Level One: Escaping Default Styles
To avoid the generic aesthetic common in LLM-generated UIs, developers must move beyond simple prompts. Use OKLCH color spaces instead of RGB or HSL to ensure perceptual lightness and balanced gradients. Explicitly define contrast flows to establish visual hierarchy, and ban common AI-slop fonts like Inter or Geist. The prompt must explicitly list anti-patterns, such as centered CTAs with three feature cards, glassmorphism, and excessive use of Lucide icons, while specifying whether the layout should be symmetric (for professional B2B) or asymmetric (for creative portfolios).

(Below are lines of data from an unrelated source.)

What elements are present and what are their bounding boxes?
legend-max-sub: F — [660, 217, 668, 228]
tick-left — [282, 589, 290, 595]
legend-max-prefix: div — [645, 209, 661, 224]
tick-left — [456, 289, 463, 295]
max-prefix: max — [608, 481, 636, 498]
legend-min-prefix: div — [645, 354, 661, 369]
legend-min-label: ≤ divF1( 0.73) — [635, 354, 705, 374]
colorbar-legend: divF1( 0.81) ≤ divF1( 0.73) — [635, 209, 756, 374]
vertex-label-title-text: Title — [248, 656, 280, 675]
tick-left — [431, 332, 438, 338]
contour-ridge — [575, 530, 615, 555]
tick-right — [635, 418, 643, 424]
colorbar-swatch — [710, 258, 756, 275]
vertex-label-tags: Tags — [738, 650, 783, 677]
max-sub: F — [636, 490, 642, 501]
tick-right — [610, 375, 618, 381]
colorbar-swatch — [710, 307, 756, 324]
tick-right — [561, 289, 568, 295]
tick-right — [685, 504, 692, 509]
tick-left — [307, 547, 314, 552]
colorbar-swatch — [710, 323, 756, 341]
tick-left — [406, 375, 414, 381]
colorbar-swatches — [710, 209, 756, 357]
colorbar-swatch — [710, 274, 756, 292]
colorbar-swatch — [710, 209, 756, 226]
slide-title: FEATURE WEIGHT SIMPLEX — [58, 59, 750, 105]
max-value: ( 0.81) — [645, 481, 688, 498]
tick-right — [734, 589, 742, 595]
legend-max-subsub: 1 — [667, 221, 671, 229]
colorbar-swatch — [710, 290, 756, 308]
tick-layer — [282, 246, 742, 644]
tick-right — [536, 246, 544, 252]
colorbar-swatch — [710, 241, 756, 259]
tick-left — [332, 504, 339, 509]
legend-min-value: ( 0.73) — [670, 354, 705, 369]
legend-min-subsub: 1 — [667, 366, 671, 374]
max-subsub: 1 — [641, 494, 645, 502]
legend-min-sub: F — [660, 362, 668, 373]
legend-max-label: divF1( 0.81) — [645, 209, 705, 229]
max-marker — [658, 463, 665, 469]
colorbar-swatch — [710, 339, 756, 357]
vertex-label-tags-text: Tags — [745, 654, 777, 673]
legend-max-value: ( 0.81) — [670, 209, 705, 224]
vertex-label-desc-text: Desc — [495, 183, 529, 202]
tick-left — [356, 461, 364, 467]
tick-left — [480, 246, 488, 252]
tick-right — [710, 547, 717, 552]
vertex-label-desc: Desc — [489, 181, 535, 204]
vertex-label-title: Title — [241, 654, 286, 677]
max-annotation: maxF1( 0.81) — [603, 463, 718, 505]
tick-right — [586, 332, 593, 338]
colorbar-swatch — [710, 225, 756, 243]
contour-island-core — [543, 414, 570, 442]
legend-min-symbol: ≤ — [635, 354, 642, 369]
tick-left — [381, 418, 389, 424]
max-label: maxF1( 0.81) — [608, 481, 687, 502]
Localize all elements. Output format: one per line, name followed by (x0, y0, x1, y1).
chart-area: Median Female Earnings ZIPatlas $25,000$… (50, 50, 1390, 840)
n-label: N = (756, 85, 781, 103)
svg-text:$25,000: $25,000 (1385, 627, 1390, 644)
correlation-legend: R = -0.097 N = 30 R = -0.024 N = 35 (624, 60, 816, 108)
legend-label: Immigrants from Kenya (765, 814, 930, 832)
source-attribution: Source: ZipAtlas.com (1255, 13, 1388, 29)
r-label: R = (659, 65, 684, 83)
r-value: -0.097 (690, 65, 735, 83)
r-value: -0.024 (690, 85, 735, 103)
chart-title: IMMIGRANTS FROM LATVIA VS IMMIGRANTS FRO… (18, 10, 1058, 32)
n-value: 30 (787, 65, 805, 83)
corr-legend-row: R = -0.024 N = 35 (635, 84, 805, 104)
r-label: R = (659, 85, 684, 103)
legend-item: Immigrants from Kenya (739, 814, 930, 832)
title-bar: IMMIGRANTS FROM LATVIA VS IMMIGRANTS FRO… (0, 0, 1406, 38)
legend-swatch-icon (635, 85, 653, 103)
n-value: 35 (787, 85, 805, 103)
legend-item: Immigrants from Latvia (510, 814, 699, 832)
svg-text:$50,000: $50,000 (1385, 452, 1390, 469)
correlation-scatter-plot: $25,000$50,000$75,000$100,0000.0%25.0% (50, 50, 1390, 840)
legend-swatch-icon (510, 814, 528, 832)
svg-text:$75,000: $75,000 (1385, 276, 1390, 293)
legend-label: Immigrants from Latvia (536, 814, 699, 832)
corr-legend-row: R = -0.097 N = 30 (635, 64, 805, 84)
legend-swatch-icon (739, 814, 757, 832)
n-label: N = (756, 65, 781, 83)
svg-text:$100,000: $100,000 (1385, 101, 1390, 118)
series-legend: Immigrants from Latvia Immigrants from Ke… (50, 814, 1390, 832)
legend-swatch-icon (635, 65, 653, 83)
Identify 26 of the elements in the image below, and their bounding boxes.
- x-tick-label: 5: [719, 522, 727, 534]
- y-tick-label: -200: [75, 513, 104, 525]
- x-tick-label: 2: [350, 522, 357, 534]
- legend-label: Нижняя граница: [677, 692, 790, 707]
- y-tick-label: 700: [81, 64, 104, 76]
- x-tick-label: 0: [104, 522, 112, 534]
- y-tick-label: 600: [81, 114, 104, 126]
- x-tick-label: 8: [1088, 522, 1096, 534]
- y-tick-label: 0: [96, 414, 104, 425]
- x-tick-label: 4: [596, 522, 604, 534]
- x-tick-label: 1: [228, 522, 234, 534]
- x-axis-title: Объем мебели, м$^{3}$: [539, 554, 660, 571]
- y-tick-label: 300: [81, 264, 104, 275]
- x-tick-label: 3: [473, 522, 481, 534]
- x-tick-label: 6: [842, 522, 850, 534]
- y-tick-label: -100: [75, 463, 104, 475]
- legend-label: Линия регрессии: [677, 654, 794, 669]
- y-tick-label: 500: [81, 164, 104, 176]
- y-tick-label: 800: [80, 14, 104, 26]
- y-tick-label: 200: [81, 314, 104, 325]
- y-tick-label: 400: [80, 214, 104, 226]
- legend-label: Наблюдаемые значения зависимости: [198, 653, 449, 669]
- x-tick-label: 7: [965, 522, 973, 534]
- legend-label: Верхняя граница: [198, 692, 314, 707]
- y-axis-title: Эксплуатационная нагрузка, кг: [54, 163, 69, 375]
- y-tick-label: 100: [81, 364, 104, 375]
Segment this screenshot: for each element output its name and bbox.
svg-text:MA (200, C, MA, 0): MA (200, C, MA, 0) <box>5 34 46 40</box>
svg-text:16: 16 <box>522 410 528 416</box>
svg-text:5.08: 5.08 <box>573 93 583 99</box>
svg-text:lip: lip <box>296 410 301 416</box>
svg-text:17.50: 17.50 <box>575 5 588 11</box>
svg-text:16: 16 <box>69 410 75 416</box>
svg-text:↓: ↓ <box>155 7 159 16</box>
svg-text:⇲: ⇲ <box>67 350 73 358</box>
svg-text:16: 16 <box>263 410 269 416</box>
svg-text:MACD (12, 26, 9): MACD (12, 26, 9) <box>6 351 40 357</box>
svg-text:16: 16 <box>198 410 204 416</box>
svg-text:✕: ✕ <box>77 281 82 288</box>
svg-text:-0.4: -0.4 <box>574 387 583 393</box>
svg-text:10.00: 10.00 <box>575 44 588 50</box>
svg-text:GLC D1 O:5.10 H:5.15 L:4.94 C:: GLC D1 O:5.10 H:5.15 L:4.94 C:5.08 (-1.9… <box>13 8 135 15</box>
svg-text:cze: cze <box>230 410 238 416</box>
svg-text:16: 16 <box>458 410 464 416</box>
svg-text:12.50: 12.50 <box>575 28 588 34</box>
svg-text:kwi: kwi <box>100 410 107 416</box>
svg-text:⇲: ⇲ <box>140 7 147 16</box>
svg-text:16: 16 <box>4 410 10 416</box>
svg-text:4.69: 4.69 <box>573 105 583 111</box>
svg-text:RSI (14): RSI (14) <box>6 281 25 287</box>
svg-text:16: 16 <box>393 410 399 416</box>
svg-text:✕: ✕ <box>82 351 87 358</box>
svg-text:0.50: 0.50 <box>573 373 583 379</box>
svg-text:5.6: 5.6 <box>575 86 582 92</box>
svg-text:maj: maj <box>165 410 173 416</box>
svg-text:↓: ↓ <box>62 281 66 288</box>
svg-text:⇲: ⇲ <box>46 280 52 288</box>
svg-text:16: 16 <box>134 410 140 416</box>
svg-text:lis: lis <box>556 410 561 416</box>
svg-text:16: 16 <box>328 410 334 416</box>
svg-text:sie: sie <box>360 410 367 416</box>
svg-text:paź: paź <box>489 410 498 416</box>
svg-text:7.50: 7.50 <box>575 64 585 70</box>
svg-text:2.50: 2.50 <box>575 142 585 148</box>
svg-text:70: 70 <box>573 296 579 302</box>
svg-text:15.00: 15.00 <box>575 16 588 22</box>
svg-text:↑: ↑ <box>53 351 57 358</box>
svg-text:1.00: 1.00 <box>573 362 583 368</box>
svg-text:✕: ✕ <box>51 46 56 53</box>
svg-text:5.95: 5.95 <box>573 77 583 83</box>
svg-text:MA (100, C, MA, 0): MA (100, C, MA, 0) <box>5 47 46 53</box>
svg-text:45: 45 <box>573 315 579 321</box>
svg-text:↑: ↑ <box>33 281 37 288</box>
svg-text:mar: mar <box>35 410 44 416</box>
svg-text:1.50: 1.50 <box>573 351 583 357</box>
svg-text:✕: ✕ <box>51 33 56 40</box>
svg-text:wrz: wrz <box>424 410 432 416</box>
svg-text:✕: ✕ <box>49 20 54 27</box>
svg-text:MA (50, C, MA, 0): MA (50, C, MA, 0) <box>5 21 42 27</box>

Level Two: Establishing a Design System
Consistency across multiple pages requires decoupling project context from design rules. Maintain two distinct files: claude.md for project-specific information and design.md for the visual system, including typography, layout rhythm, and color tokens. Refine design.md iteratively by cross-verifying it against open-source templates, such as those provided by Google. Integrate external design audit skills that point to actively maintained repositories rather than hard-coded rules to ensure the design system evolves with current best practices.
Level Three: Programmatic Design Testing
Treat design as an engineering task by implementing Test-Driven Development (TDD) before writing implementation code. Use the design.md file as the source of truth for programmatic checks. Implement static tests to catch anti-patterns and use visual regression tools like Playwright to monitor changes. Utilize the Vizzly CLI to run local TDD for UI, which provides pixel-level diffs and metadata. Each rejected diff serves as feedback for the agent, forcing the output to converge toward the desired design rather than the agent's default interpretation.